Sim, eu sou rude. Sou feliz assim. Eu não ligo. Quero que as pessoas saibam disso."

 

Isso é o senhor Rudyard Kipling. Essas foram suas últimas palavras para o repórter quando o deixou outro dia, depois de obter uma entrevista com um homem que provavelmente é uma das pessoas mais peculiares do mundo.

O senhor Kipling não estava em casa, fazia uma caminhada. Então passei por sua casa de campo nos limites de Brattleboro, e logo em frente vi uma silhueta descendo um morro para a estrada. Sem dúvida alguma era Kipling, cuja descrição já ouvira tantas vezes.

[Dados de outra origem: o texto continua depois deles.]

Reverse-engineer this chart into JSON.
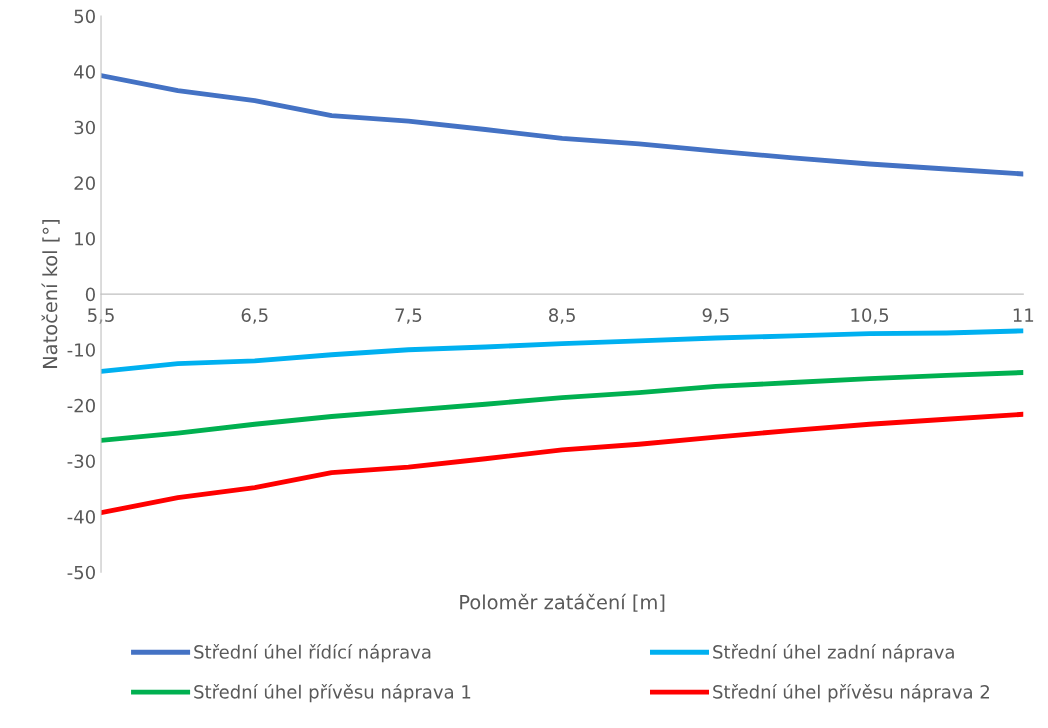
{
  "chart_data": {
    "type": "line",
    "xlabel": "Poloměr zatáčení [m]",
    "ylabel": "Natočení kol [°]",
    "categories": [
      "5,5",
      null,
      "6,5",
      null,
      "7,5",
      null,
      "8,5",
      null,
      "9,5",
      null,
      "10,5",
      null,
      "11"
    ],
    "ylim": [
      -50,
      50
    ],
    "yticks": [
      -50,
      -40,
      -30,
      -20,
      -10,
      0,
      10,
      20,
      30,
      40,
      50
    ],
    "grid": false,
    "legend": "bottom",
    "marker": "none",
    "line_style": "solid",
    "series": [
      {
        "name": "Střední úhel řídící náprava",
        "color": "#4472c4",
        "values": [
          39.3,
          36.6,
          34.8,
          32.1,
          31.1,
          29.6,
          28.0,
          27.0,
          25.7,
          24.5,
          23.4,
          22.5,
          21.6
        ]
      },
      {
        "name": "Střední úhel zadní náprava",
        "color": "#00b0f0",
        "values": [
          -13.9,
          -12.5,
          -12.0,
          -10.9,
          -10.0,
          -9.5,
          -8.9,
          -8.4,
          -7.9,
          -7.5,
          -7.1,
          -7.0,
          -6.6
        ]
      },
      {
        "name": "Střední úhel přívěsu náprava 1",
        "color": "#00b050",
        "values": [
          -26.3,
          -25.0,
          -23.4,
          -22.0,
          -20.9,
          -19.8,
          -18.6,
          -17.7,
          -16.6,
          -15.9,
          -15.2,
          -14.6,
          -14.1
        ]
      },
      {
        "name": "Střední úhel přívěsu náprava 2",
        "color": "#ff0000",
        "values": [
          -39.3,
          -36.6,
          -34.8,
          -32.1,
          -31.1,
          -29.6,
          -28.0,
          -27.0,
          -25.7,
          -24.5,
          -23.4,
          -22.5,
          -21.6
        ]
      }
    ]
  }
}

A figura atarracada parou próximo a uma cerca de arame farpado. As pernas que sustentavam o corpo não eram muito fortes e estavam cobertas com uma calça velha de malha justa, marro. Ele usava um casaco verde desbotado, curto e com um cinto e uma camisa em estilo négligé com a gravata de seda preta. O rosto éescuro, o bigode castanho e duro, a boca firme, os olhos aguçados e esquivos, cobertos pela lentes de aros douraados. As sobrancelhas cheias, e os cabelos castanhos não cobrem a testa larga. Ele usava um enorme chapéu cinza, o qual nunca trocava, e pelo qual era identificado em toda redondeza como se fosse uma espécie de marca registrada, e era. O chapéu faz com pareça muito pesado. Tinha na mão direita um bordão comprido que sempre carregava. Sua aparência evidenciava um homem estranho. Ela estava de acordo com o esperado.

Ele parou perto da cerca com a minha indagação

- Senhor Kipling?

Às ordens, senhor.

- Posso falar com o senhor por um momento? Sou um repórter.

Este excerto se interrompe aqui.